IT’S BEEN A HEAVY COUPLE of weeks for the high-school kids of Los Angeles.
After their parents, relatives and neighbors staged what some believe to be the largest march in L.A. since the days of Martin Luther King Jr., many arrived at school last Monday unsure of their role in what felt like a defining moment in the history of their city and country. As might be expected, they went on MySpace, lit up their text-messaging in-boxes, and collectively walked out of class, sparking a second wave of massive public protest against proposed legislation in Washington that would effectively criminalize their families and neighborhoods.
The backlash and media distortion were swift.
From CNN to Fox News, the student demonstrators were portrayed as ill-organized, ill-informed and fueled by little more than a vociferous streak of Mexican nationalism.
While it was clear many of the L.A. kids who walked out were just taking advantage of the chaos — and it was certainly chaotic — one got the sense they also weren’t getting any credit. Speaking on the right-wing soapbox The O’Reilly Factor, NPR senior correspondent Juan Williams bluntly concluded about the L.A. student walkouts: “These kids don’t know anything.” In an interview Tuesday, Williams admitted he hasn’t spoken to students to get a handle on what they do and don’t know. He also expressed a suspicion that the students walking out of class in L.A. were being “used” by “everybody from the unions, to the immigration-rights groups, to Latino-rights groups, like La Raza.”
Hmm. Let’s see for ourselves.
“He’s calling us ignorant — I think it’s the same with him. He hasn’t spoken to me. If he would, he wouldn’t have those conclusions,” said Maria Valenzuela, a 16-year-old junior at Huntington Park High School who has emerged as a leader in that school’s walkouts.
“I’ve also heard the [HBO] movie Walkout had a big part in this, and in our case, it didn’t. I didn’t know there was a movie until they mentioned it.”
Anyone who’s actually been listening to students talk about the walkouts will find that the marchers mostly organized themselves, and did so with a clear sense of purpose and an awareness of broader issues — notwithstanding talking-head adults who, after the fact, criticize or try to attach high-level political meaning to their walkouts.
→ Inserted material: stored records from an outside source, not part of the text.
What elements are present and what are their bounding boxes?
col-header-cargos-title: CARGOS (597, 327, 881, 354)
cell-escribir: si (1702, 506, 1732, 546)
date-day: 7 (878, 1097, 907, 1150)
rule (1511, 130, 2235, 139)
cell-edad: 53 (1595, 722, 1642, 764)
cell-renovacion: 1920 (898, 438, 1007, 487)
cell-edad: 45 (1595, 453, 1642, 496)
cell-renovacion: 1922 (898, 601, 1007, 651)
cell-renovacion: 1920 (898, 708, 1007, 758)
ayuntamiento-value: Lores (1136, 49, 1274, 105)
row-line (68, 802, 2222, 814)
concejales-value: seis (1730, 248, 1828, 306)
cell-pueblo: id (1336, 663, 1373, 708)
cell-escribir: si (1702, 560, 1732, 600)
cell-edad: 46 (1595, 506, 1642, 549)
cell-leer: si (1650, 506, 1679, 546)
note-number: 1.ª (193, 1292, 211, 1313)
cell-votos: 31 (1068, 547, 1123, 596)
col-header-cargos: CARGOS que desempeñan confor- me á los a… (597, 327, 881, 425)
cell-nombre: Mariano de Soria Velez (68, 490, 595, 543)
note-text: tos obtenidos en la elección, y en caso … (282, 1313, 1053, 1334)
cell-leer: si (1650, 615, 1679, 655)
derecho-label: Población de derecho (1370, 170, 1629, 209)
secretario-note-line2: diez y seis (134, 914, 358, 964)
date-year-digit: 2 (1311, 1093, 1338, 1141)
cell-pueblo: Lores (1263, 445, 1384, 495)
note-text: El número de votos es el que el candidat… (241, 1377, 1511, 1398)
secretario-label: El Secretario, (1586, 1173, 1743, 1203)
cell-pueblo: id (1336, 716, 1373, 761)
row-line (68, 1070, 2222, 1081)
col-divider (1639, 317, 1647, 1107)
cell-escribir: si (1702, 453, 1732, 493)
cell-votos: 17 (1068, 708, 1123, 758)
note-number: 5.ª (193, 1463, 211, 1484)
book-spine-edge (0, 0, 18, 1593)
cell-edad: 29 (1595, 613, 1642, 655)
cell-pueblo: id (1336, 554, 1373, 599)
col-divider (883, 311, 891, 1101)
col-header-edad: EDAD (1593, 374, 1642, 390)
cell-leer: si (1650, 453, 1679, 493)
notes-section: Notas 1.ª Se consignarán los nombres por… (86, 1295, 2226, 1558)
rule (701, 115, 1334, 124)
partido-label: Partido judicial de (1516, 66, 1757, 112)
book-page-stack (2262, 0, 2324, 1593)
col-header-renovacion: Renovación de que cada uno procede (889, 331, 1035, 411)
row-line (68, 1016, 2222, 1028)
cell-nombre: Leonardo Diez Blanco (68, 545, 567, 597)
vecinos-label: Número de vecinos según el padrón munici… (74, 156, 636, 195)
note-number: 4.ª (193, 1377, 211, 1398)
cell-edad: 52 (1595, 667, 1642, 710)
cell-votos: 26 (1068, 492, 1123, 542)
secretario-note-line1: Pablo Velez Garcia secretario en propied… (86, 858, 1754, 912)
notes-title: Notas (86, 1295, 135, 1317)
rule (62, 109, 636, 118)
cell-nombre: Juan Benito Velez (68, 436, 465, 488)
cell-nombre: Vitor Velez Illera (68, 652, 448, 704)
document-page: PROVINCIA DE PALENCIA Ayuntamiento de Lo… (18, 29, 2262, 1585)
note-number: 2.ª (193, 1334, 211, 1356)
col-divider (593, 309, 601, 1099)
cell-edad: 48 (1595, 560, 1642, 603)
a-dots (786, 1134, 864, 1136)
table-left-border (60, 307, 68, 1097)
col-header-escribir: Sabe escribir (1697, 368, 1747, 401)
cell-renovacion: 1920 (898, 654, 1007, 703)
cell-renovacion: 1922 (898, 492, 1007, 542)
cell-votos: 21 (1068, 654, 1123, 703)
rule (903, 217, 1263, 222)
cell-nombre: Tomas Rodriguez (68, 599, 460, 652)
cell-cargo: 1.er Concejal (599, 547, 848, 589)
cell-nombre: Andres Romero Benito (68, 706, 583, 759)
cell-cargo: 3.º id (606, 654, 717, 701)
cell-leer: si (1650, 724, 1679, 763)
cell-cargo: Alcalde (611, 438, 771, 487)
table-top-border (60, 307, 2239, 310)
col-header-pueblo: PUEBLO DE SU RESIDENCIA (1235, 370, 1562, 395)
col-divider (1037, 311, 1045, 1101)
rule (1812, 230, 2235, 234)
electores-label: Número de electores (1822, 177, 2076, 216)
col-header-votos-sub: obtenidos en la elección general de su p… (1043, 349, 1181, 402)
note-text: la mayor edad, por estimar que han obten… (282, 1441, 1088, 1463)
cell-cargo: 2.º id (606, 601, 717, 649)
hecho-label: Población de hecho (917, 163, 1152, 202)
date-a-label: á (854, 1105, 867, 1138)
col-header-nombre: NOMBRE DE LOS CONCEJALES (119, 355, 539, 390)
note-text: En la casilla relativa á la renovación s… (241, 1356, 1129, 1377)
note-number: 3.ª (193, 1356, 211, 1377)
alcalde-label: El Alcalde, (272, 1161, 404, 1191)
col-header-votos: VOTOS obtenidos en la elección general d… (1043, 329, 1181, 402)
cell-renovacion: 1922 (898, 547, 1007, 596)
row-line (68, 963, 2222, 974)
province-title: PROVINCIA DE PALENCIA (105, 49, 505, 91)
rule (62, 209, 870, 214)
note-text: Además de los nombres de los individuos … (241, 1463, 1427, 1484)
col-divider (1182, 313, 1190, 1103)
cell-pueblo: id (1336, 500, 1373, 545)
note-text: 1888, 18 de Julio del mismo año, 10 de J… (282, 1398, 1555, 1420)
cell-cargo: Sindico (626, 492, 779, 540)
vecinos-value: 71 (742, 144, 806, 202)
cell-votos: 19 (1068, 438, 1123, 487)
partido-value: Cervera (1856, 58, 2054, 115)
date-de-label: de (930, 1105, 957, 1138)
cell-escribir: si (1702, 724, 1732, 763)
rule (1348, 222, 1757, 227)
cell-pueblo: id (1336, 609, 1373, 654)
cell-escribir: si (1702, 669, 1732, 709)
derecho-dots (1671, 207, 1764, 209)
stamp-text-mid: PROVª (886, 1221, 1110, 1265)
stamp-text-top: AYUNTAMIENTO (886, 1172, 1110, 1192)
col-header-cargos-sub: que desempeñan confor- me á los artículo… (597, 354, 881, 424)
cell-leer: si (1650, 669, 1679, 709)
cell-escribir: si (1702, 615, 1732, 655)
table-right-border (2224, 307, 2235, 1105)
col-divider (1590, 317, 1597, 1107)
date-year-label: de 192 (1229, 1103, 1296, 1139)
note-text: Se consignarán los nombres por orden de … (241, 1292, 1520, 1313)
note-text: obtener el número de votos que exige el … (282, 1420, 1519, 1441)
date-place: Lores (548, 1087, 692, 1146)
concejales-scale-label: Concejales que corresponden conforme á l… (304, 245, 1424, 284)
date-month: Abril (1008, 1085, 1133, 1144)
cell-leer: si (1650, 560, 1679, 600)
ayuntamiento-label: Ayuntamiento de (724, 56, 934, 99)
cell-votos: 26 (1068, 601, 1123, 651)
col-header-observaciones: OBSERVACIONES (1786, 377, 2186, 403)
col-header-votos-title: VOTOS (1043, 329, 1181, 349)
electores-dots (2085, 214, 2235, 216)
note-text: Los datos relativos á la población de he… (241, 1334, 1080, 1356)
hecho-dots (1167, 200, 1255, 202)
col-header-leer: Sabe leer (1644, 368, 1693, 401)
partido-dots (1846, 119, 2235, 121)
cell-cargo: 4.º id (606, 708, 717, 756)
Valenzuela said she and her peers decided to walk out of class because the proposed immigration-reform law was offensive and outrageous to them. In the face of the extreme HR4437, an extreme reaction seemed to make sense, she said.
Valenzuela was born in Mexico City, takes advanced-placement classes, works on the weekends at her immigrant parents’ photography business, and is active in her school’s Key Club, yearbook and Gay-Straight Alliance. A week after she helped lead her school’s walkout, Valenzuela and two other Huntington Park High students attended a town-hall meeting on the protests, held at the Center for the Preservation of Democracy in Little Tokyo and aired live on 90.7 KPFK-FM. She had some cutting questions about the government’s funding priorities as they relate to congressional efforts to build a new barrier along much of the U.S.-Mexico border.
“You want the U.S. to spend money building a wall along the border. Is that what we really need? Katrina. You see the people affected by Katrina — have they been helped? Are we spending the money where we’re supposed to be spending it? .?.?. Ask yourself, who are the real terrorists here?”
One by one, dozens of students spoke as forcefully as Valenzuela during the three-hour meeting, one of many that have sprung up across the city in the wake of the heaviest walkouts last week. “I would just like to point out, this is not a Latino issue, this is an American issue,” said 16-year-old Ryan Perez.
In their talks, the students have worked through informed ideas on politics, nations, history, mass media, organizing and culture. They’ve drawn connections between the immigration debate and the war in Iraq, globalization, and the inherently immigrant-generated history of the U.S.
“Asian, African-American, everyone that fights for the free should be here!” said one hearty young voice during an audio feed from the first days of the walkouts. “My parents are immigrants, and so am I. This is for the people that want freedom! This land was founded by freedom, by the immigrants of the United States!”
These were not the voices, though, projected to wider audiences across the country. And in the days since tens of thousands of high-school students took to the streets across California and the Southwest, the largest student demonstrations since the days of the civil-rights movement, the walkouts were boiled down to an opportunistic-sounding and crude 10-second loop of whoops and foreign-flag-waving.
There seemed to be no effort to contextualize the students’ motivations. Media observers also failed to make the critical distinction between the mostly older immigrant protesters — who tended to carry the U.S. flag — and the mostly younger and U.S.-born protesters carrying the Mexican one.